FB, Denizli'deki hezimetten sonraki sezon şampiyon olmuştu. Trabzonspor ise 15 yıldır kendine gelemedi. Sokullu'nun dediği gibi, Trabzonspor, Fener'in sadece sakalını kesmiş olmasın...
Fenerbahçeli futbolcular sezonu kupasız kapadıkları için üzgünmüş...
Daum'un antrenmanlarda dağıttığı minik kupalar var ya, idare ederler artık...
Faruk Süren, 10 yıl önceki UEFA Kupası için "Artık antika oldu" demiş..
Trabzonspor'un lig şampiyonluğu, Fenerbahçe'nin Türkiye Kupası da antikanın kralı olur artık...

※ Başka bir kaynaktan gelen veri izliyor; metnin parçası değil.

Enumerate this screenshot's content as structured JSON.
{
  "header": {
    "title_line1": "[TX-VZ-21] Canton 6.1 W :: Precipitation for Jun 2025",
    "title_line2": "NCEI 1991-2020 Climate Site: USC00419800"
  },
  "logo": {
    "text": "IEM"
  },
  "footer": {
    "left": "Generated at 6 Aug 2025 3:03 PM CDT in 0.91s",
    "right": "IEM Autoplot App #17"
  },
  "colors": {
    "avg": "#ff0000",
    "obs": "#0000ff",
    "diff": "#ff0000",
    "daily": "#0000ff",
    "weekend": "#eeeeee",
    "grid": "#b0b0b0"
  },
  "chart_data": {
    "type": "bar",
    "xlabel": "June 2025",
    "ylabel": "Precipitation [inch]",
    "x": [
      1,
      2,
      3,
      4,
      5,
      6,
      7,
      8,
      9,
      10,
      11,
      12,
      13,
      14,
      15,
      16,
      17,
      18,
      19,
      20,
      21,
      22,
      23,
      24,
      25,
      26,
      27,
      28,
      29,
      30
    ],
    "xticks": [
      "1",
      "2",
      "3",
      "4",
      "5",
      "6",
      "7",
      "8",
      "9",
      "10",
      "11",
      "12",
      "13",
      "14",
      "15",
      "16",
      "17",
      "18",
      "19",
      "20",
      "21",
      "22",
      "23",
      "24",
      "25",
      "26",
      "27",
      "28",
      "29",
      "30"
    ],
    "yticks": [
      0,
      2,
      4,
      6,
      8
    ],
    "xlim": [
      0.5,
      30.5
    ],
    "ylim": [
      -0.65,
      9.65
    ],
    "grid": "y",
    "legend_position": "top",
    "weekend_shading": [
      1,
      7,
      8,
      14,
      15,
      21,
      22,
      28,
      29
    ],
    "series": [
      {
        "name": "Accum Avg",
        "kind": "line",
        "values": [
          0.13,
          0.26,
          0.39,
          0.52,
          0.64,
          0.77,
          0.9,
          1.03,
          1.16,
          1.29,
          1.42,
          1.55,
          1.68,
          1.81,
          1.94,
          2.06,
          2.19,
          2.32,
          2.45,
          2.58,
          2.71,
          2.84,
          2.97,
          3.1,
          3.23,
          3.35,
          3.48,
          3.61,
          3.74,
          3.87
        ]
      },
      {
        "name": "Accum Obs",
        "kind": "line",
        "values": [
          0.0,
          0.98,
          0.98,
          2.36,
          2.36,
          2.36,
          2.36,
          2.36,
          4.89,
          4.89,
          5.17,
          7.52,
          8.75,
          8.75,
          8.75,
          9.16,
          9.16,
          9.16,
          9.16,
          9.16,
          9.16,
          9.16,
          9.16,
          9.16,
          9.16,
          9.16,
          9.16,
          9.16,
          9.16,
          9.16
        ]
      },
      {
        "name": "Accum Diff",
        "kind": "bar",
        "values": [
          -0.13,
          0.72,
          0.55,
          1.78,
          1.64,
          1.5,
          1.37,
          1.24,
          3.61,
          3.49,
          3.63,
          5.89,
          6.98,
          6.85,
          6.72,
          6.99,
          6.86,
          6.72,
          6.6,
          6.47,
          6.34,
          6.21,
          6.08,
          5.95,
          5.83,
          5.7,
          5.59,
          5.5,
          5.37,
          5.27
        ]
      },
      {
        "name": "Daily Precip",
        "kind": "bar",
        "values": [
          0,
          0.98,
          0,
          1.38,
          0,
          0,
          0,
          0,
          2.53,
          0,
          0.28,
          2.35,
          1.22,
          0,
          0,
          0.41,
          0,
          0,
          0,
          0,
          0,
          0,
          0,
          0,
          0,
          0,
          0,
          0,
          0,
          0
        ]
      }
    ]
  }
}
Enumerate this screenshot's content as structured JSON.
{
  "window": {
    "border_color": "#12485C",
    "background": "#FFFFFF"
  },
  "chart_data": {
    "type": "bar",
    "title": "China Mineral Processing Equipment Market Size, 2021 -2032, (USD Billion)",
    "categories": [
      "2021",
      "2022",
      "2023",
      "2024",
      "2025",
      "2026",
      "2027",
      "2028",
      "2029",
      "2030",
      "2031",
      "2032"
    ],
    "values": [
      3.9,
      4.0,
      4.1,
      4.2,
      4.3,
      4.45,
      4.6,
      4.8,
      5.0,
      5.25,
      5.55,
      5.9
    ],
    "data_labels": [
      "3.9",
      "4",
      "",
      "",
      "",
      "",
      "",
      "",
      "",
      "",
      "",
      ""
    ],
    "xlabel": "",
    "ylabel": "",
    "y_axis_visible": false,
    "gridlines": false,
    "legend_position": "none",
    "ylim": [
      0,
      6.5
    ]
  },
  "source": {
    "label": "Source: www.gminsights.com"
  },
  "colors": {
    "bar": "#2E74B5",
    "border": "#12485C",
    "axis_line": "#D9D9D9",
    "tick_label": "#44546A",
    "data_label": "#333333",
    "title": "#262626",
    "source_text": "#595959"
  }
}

Türkiye, Fenerbahçe Stadı'nda yapılan yanlış anonsu konuşuyor...
Fenerbahce.org yalanlamadığına göre Fenerbahçe'nin şampiyonluğu doğru demek ki!
Bursa milletvekili olan Bakan Faruk Çelik, son maçlar oynanmadan önce "Lig temiz, saf değil" demişti.
Ee o halde sayın bakana, "Kirli kupanız hayırlı olsun" mu desek acaba?
Ayrıntılar için lütfen tıklayın.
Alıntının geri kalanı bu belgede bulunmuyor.